Following a recent JASA paper by Giacomo Zanella (which I have not yet read but is discussed on this blog), Sam Power and Jacob Goldman have recently arXived a paper on Accelerated sampling on discrete spaces with non-reversible Markov processes, where they use continuous-time, non-reversible algorithms à la PDMP, even though differential equations do not exist on discrete spaces. More specifically, they devise discrete versions of the coordinate sampler and of the Zig-Zag sampler, using Markov jump processes instead of differential equations, with detailed balance on the jump rate rather than the Markov kernel. A use of jump processes originating at least from Peskun (1973) and connected with MCMC algorithms in Matthew Stephens‘ 1999 PhD thesis. A neat thing about discrete settings is that the jump process can be implemented with no discretisation! However, as we noticed when working on birth-and-death processes with Olivier Cappé and Tobias Rydèn, there is a potential for disastrous implementation if an infinite sequence of instantaneous moves (out of zero probability states) is proposed.

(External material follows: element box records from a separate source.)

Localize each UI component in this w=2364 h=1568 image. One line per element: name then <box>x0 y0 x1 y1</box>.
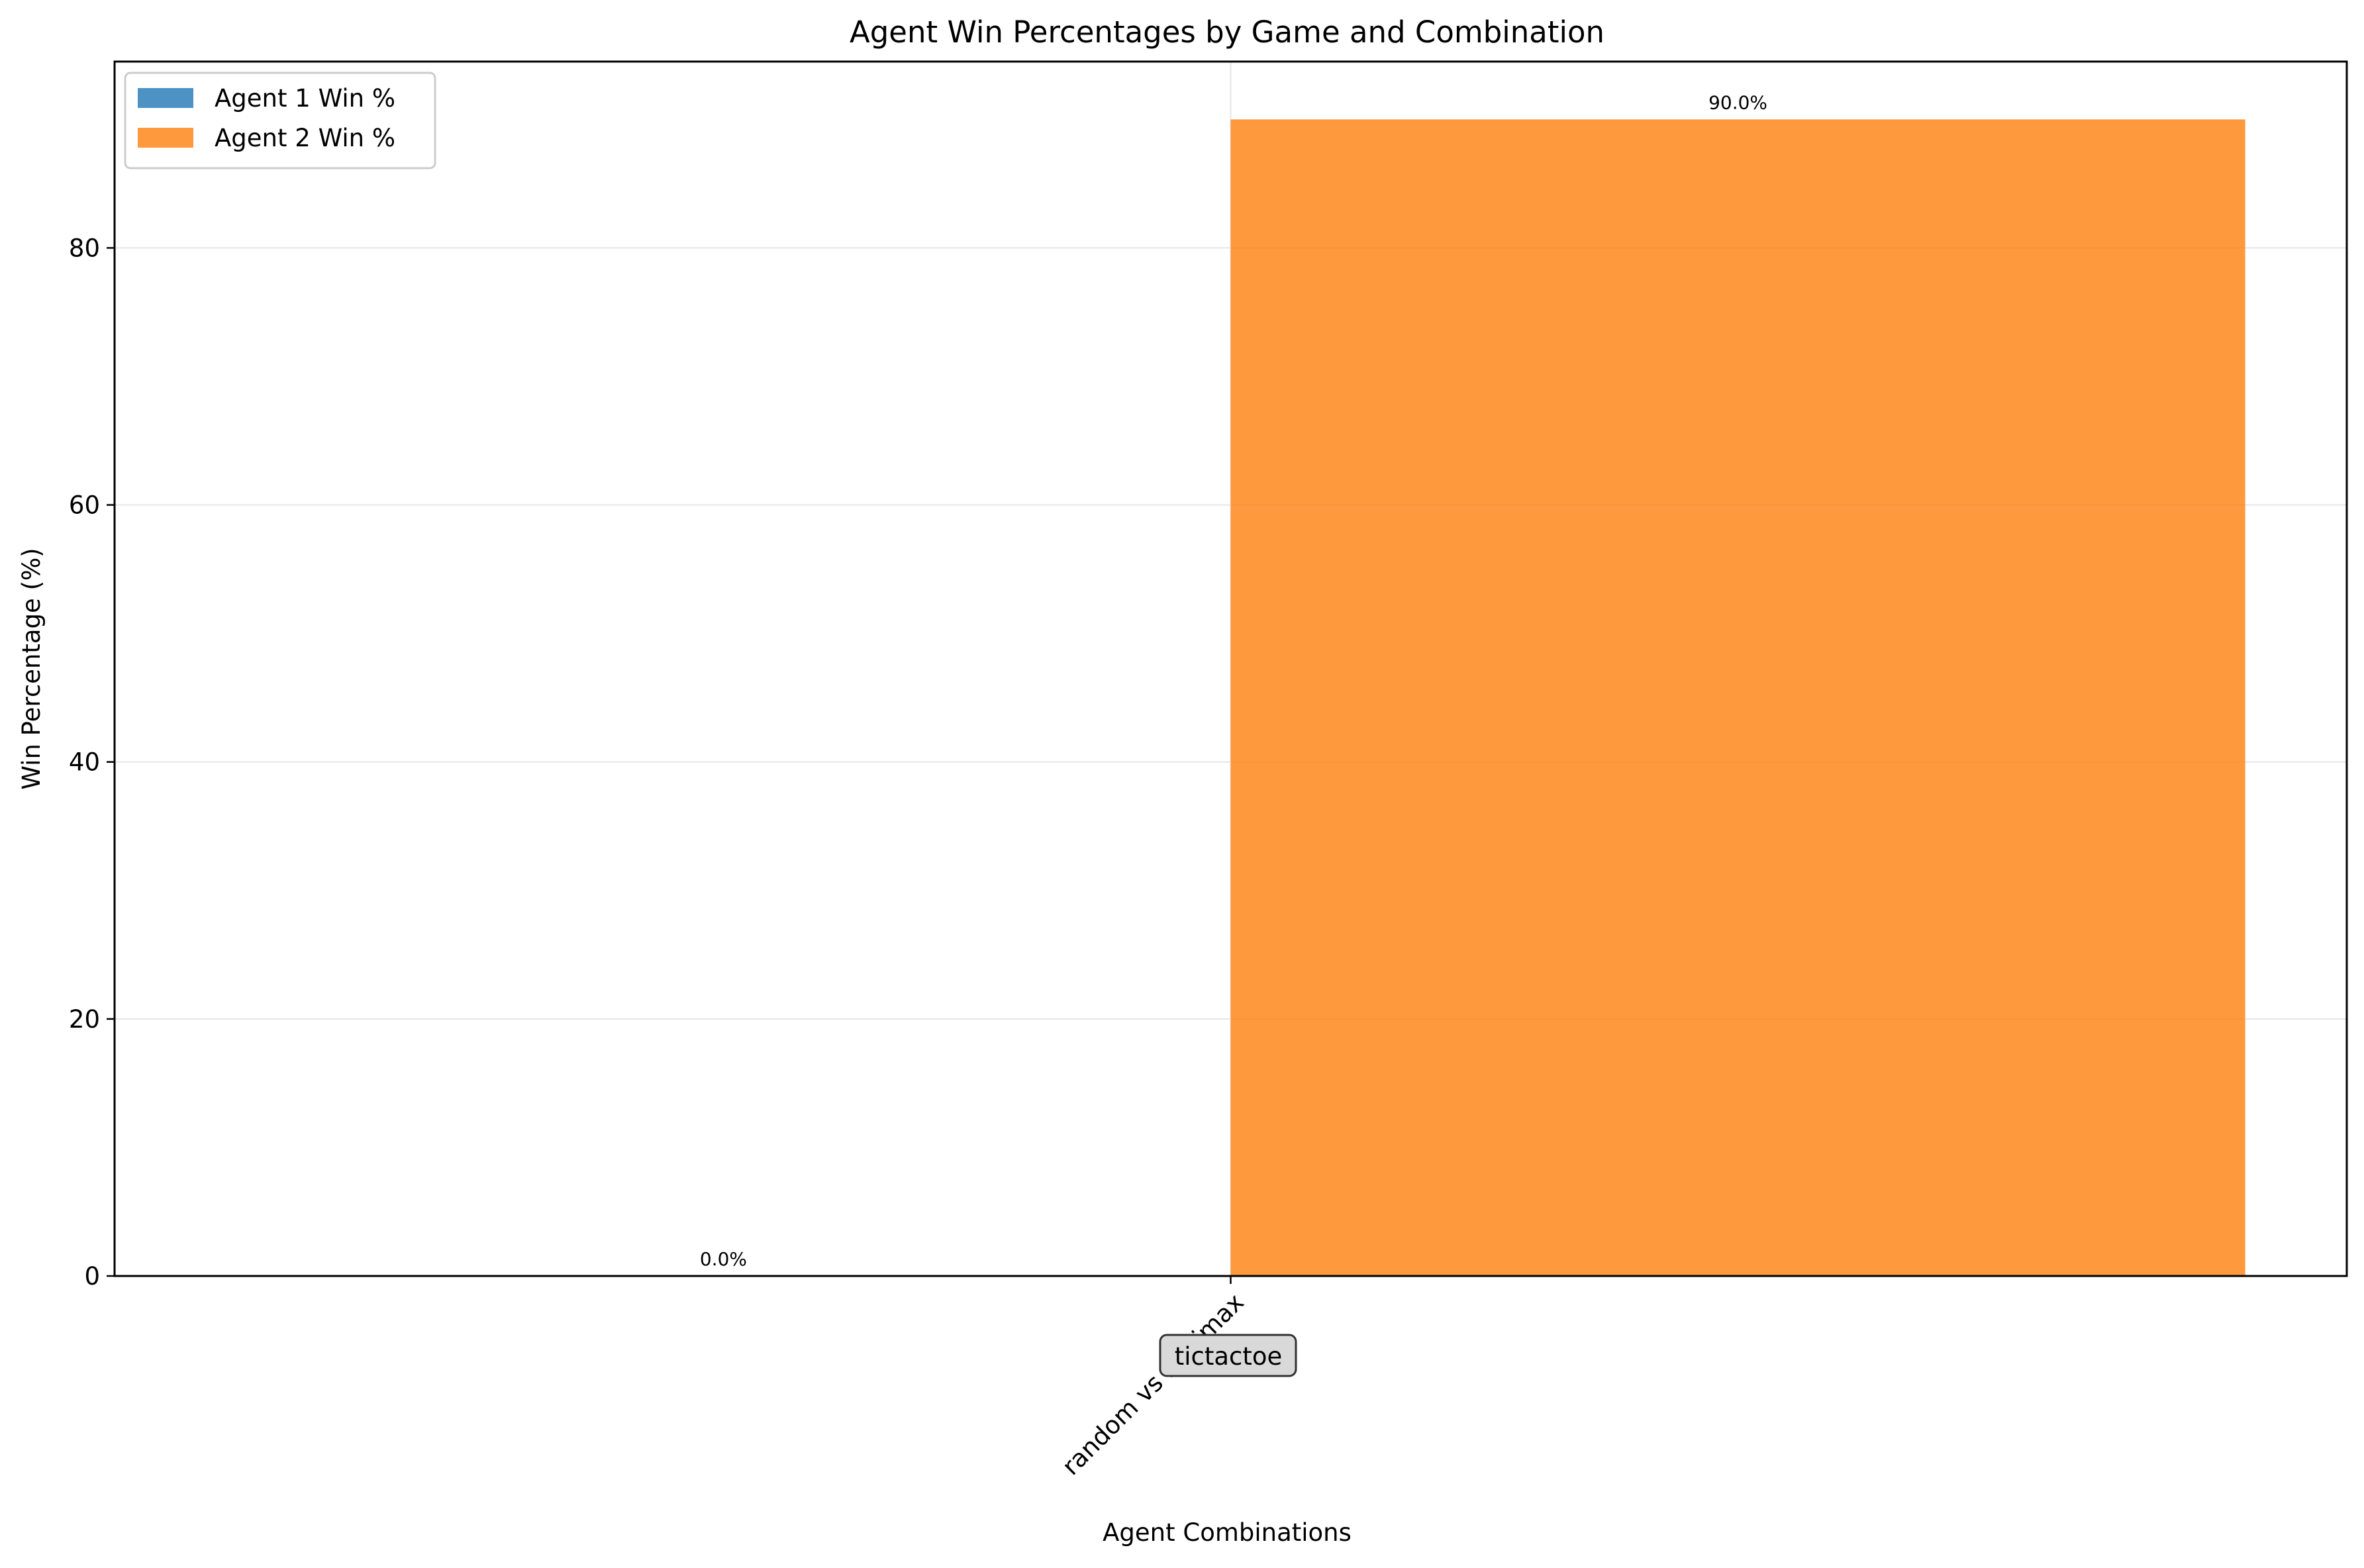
y-axis-ticks: 0 20 40 60 80 <box>69 234 115 1291</box>
bar-value-label: 90.0% <box>1708 91 1767 113</box>
data-labels: 0.0% 90.0% <box>700 91 1767 1270</box>
y-tick-label: 20 <box>69 1005 100 1034</box>
bar-series-2 <box>1230 119 2245 1276</box>
bars <box>1230 119 2245 1276</box>
group-label: tictactoe <box>1175 1342 1283 1371</box>
y-axis-label: Win Percentage (%) <box>17 548 46 789</box>
legend-frame <box>124 72 436 170</box>
legend-swatch-1 <box>138 88 193 108</box>
y-tick-label: 40 <box>69 748 100 777</box>
y-tick-label: 80 <box>69 234 100 262</box>
legend-label-1: Agent 1 Win % <box>215 84 395 113</box>
x-axis-label: Agent Combinations <box>1103 1518 1352 1547</box>
y-tick-label: 0 <box>84 1262 100 1291</box>
group-label-box: tictactoe <box>1159 1334 1297 1377</box>
y-tick-label: 60 <box>69 491 100 520</box>
chart-title: Agent Win Percentages by Game and Combin… <box>850 15 1604 50</box>
bar-value-label: 0.0% <box>700 1248 747 1270</box>
legend-label-2: Agent 2 Win % <box>215 124 395 152</box>
legend-swatch-2 <box>138 128 193 148</box>
legend: Agent 1 Win % Agent 2 Win % <box>124 72 436 170</box>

The authors make the further assumption(s) that the discrete space is endowed with a graphical structure with a group G acting upon this graph, with an involution keeping the target (or a completion of the original target) invariant. In this framework, reversibility amounts to repeatedly using (group) generators þ with a low order (as in Bayesian variable selection, binary spin systems, where þ.þ=id, and other permutation problems), since they bring the chain back to its starting point. Their first sampler is called a Tabu sampler for avoiding such behaviour, forcing the next step to use other generators þ in the generator set Þ thanks to a binary auxiliary variable that partitions Þ into forward vs backward moves. For high order generators, the discrete coordinate and Zig-Zag samplers are instead repeatedly using the same generator (although it is unclear to me why this is beneficial, given that neither graph nor generator is not necessarily linked with the target). With the coordinate sampler being again much cheaper since it only looks at one direction in the generator group.

The paper contains a range of comparisons with (only) Zanella’s sampler, some presenting heavy gains in terms of ESS. Including one on hundreds of sensors in a football stadium. As I am not particularly familiar with these examples, except for the Bayesian variable selection one, I found it rather hard to determine whether or not the compared samplers were indeed exploring the entirety of the (highly complex and highly dimensional) target. The collection of examples is however quite rich and support the use of such non-reversible schemes. It may also be that the discrete nature of the target could facilitate the theoretical study of their convergence properties.